PySpark for Absolute Beginners/DataFrames Deep Dive

Adding, Renaming, and Dropping Columns in PySpark

Learn how to transform PySpark DataFrames by adding computed columns with withColumn, renaming with withColumnRenamed, and dropping columns.

Adding, Renaming, and Dropping Columns

What You'll Learn

  • How to add new columns with withColumn
  • How to rename columns with withColumnRenamed
  • How to drop columns you don't need
  • How to use when/otherwise for conditional logic
  • How to cast columns to different data types

Remember: DataFrames Are Immutable

Before we start — every operation here creates a new DataFrame. The original is never modified. This is different from pandas, where df["new_col"] = ... changes the DataFrame in place.
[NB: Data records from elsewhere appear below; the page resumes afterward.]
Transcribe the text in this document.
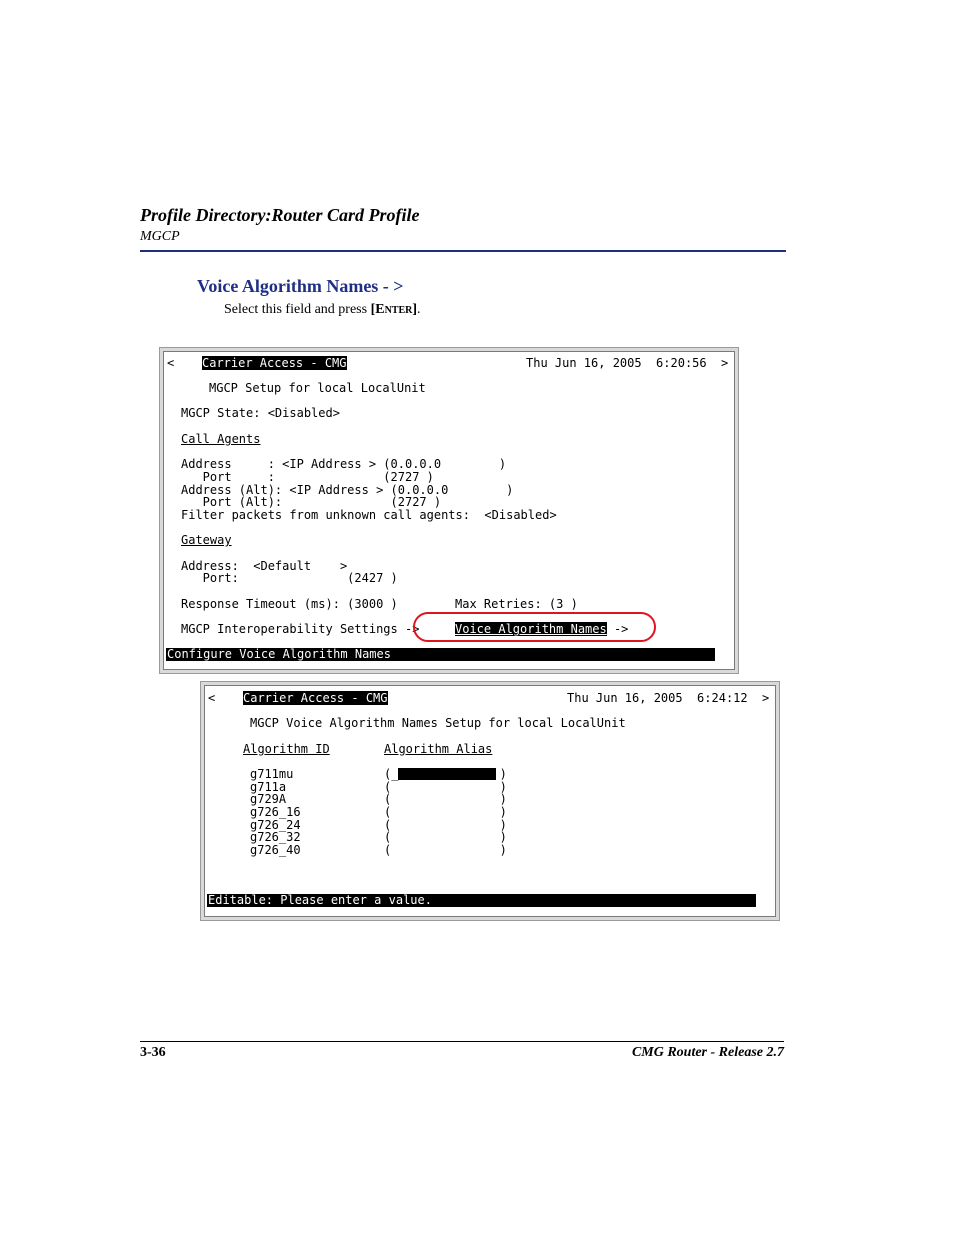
Profile Directory:Router Card Profile
MGCP
Voice Algorithm Names - >
Select this field and press [ENTER].
< Carrier Access - CMG	Thu Jun 16, 2005  6:20:56 >
MGCP Setup for local LocalUnit
MGCP State: <Disabled>
Call Agents
Address     : <IP Address > (0.0.0.0        )
Port     :               (2727 )
Address (Alt): <IP Address > (0.0.0.0        )
Port (Alt):               (2727 )
Filter packets from unknown call agents:  <Disabled>
Gateway
Address:  <Default    >
Port:               (2427 )
Response Timeout (ms): (3000 )	Max Retries: (3 )
MGCP Interoperability Settings ->	Voice Algorithm Names ->
Configure Voice Algorithm Names
< Carrier Access - CMG	Thu Jun 16, 2005  6:24:12 >
MGCP Voice Algorithm Names Setup for local LocalUnit
Algorithm ID	Algorithm Alias
g711mu	(_              )
g711a	(               )
g729A	(               )
g726_16	(               )
g726_24	(               )
g726_32	(               )
g726_40	(               )
Editable: Please enter a value.
3-36	CMG Router - Release 2.7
from pyspark.sql import SparkSession
from pyspark.sql.functions import col, lit, when, upper, round

spark = SparkSession.builder.appName("ColumnOps").getOrCreate()
spark.sparkContext.setLogLevel("ERROR")

data = [
    ("Alice", "Engineering", 120000, "2020-01-15"),
    ("Bob", "Marketing", 95000, "2019-06-01"),
    ("Charlie", "Engineering", 130000, "2021-03-20"),
    ("Diana", "Sales", 88000, "2022-11-10"),
    ("Eve", "Marketing", 92000, "2020-08-05"),
]

df = spark.createDataFrame(data, ["name", "department", "salary", "start_date"])

Adding Columns

Add a computed column

# Add a column that calculates monthly salary
df_with_monthly = df.withColumn("monthly_salary", round(col("salary") / 12, 2))
df_with_monthly.show()

Expected Output

+-------+-----------+------+----------+--------------+
|   name| department|salary|start_date|monthly_salary|
+-------+-----------+------+----------+--------------+
|  Alice|Engineering|120000|2020-01-15|       10000.0|
|    Bob|  Marketing| 95000|2019-06-01|       7916.67|
|Charlie|Engineering|130000|2021-03-20|      10833.33|
|  Diana|      Sales| 88000|2022-11-10|       7333.33|
|    Eve|  Marketing| 92000|2020-08-05|       7666.67|
+-------+-----------+------+----------+--------------+

Add a constant column

# Add a column with the same value for every row
df_with_country = df.withColumn("country", lit("India"))
df_with_country.select("name", "country").show()

Expected Output

+-------+-------+
|   name|country|
+-------+-------+
|  Alice|  India|
|    Bob|  India|
|Charlie|  India|
|  Diana|  India|
|    Eve|  India|
+-------+-------+

lit() stands for "literal" — it creates a column with a constant value. You need lit() because withColumn expects a column expression, not a plain Python value.

Add a conditional column with when/otherwise

This is PySpark's equivalent of an if/else:

# Categorize employees by salary band
df_banded = df.withColumn(
    "salary_band",
    when(col("salary") >= 120000, "Senior")
    .when(col("salary") >= 95000, "Mid")
    .otherwise("Junior")
)
df_banded.select("name", "salary", "salary_band").show()

Expected Output

+-------+------+-----------+
|   name|salary|salary_band|
+-------+------+-----------+
|  Alice|120000|     Senior|
|    Bob| 95000|        Mid|
|Charlie|130000|     Senior|
|  Diana| 88000|     Junior|
|    Eve| 92000|     Junior|
+-------+------+-----------+

The when/otherwise chain evaluates top to bottom — the first matching condition wins. Always end with otherwise() to handle rows that don't match any condition (without it, unmatched rows get null).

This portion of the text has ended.